Ama bilmiyor ki Spartaküs'ünkiyle, benim dolmuşta terleyen vatandaşımın teri aynı ter, aynı pislik.
O yüzden genç kız, kendine gel, dolmuşta terleyen abime burun kıvırıp; "Ay deodorant nedir bilmez misiniz, ay nasıl de terlemiş pis şey..." gibi sözler sarfedip de akşama evde Spartaküs izlediğini görmeyim.

Ayıp olur.

Vicdan manipülatörü eskici

Mahallelerimizden geçip duran eskicilere karşı dikkatli olalım.
Çünkü elindeki eskimiş, bozuk vs eşyayı satmak için kapına çağırdığın eskici, malı görür görmez; "Abi bu hurdaya gider, bundan başka bişe olmaz abi..." gibi senin vicdanını etkilemeye yönelik ezbere cümleler kuracak.
Sen de buna aldanıp; "Amaan zaten evde duruyordu verim gitsin..." diyerek kocaman televizyonu 5 TL'ye, fıstık gibi elektrikli süpürgeyi bedavaya adama bırakacaksın.
Aman diyim, malının değeri neyse ondan sat.

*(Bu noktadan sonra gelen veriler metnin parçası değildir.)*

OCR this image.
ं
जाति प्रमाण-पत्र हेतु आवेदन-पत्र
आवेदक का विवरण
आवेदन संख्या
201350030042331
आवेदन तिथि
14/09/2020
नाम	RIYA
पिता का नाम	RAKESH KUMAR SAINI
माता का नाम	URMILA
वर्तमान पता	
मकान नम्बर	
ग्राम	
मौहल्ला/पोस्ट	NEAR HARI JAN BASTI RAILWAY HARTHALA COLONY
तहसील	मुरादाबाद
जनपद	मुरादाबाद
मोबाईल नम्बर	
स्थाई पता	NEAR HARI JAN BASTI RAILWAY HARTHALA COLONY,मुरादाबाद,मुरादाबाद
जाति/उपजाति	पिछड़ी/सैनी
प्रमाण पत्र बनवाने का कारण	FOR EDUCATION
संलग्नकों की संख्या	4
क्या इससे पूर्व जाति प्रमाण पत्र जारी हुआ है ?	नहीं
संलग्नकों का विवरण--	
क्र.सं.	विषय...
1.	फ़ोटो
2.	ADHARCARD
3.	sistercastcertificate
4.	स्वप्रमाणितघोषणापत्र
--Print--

Vicdanla oynayan eskiciye aldanma.

Monoton hayat

İnsanoğlu çok acaip.
Alışık olmadığı bir yerde alışık olmadığı birşeyle karşılaştığı an garip hallere bürünebiliyor.
Bugün, evin yakınında manav olmadığı için yol üstündeki en yakın marketten 1 kilo patlıcan alıp e-5 üzerinden dolmuşa bindim.
Dolmuşa elimde patlıcanla adımımı attığımda insanların yüzündeki korku ve endişeyi görmeliydiniz.
Bu tedirginlik yol boyu sürdü, ben de olayın üstüne gidercesine, insanların algısını kırmak için elimdeki patlıcanla onları dürttüm.
Zaten dolmuş kalabalıktı, insanlar sırtsırta gidiyordu ve böylece birkaç kişi patlıcanımdan nasibini aldı.
Kötü mü oldu? Bence hayır.
Bu insanlar artık dolmuşa patlıcanlı biri bindiğinde korkmamaları gerektiğini öğrendiler.

Onları aydınlattığım için mutluyum.

Futbolcunun ekmek parası

Futbolcunun aldığı para milletin ağzına sakız olmuş.
Efendim bir topun peşinde koşturması için o kadar para mı verilirmiş.
Yok bunların aldığı ekmek parası değil Ferrari parası şeklinde espriler falan.
Şimdi orda dur arkadaşım, sen de bir yere kadar haklısın ama, futbol oynamak için Finlandiya'dan kalkıp Konya'ya gelen adam ekmeğinin peşinde değil de nedir sorarım sana.

Rızkının peşindeki futbolcuya canım feda.

Rahatsız ve havalı

Çok havalı, çok şekilli insan gördüm. Ama hiçbirinin "derste rahatsızlanan kız öğrenci" kadar forsu yoktu.
Okulun en sert hocası, müdür, hatta milli eğitim müdürü gelsin farketmez.
-Ayşe nerde?
-Rahatsızlandı hocam.
-Haa tamam.
...
-Ahmet nerde?
-Rahatsızlandı hocam.
-Çağırın gelsin.

İşte hayatın adaletsizliği, acımasızlığı.

Ekstrem sporlar

Selam genç.
Yoksa sen de türlü bungee jumping, paraşütle atlama vesaire görüntüsünü izleyip, "ah ben de yapsam, keşke ben de o heyecanı yaşasam" diye diye iç mi çekiyorsun.
Kolayı var; Deveye bin.
Hiç başka şeyle uğraşmana gerek yok, bir deveye binsen yeter.
Hörgücüne mi oturacam, boynundan mı tutacam, ya tükürürse, aha ayağa kalkıyor, anam düştüm düşecem derken birçok ekstrem sporu bir arada yapmış kadar olacaksın zaten.

O yüzden hiç üzülme, git bir deveye bin gel.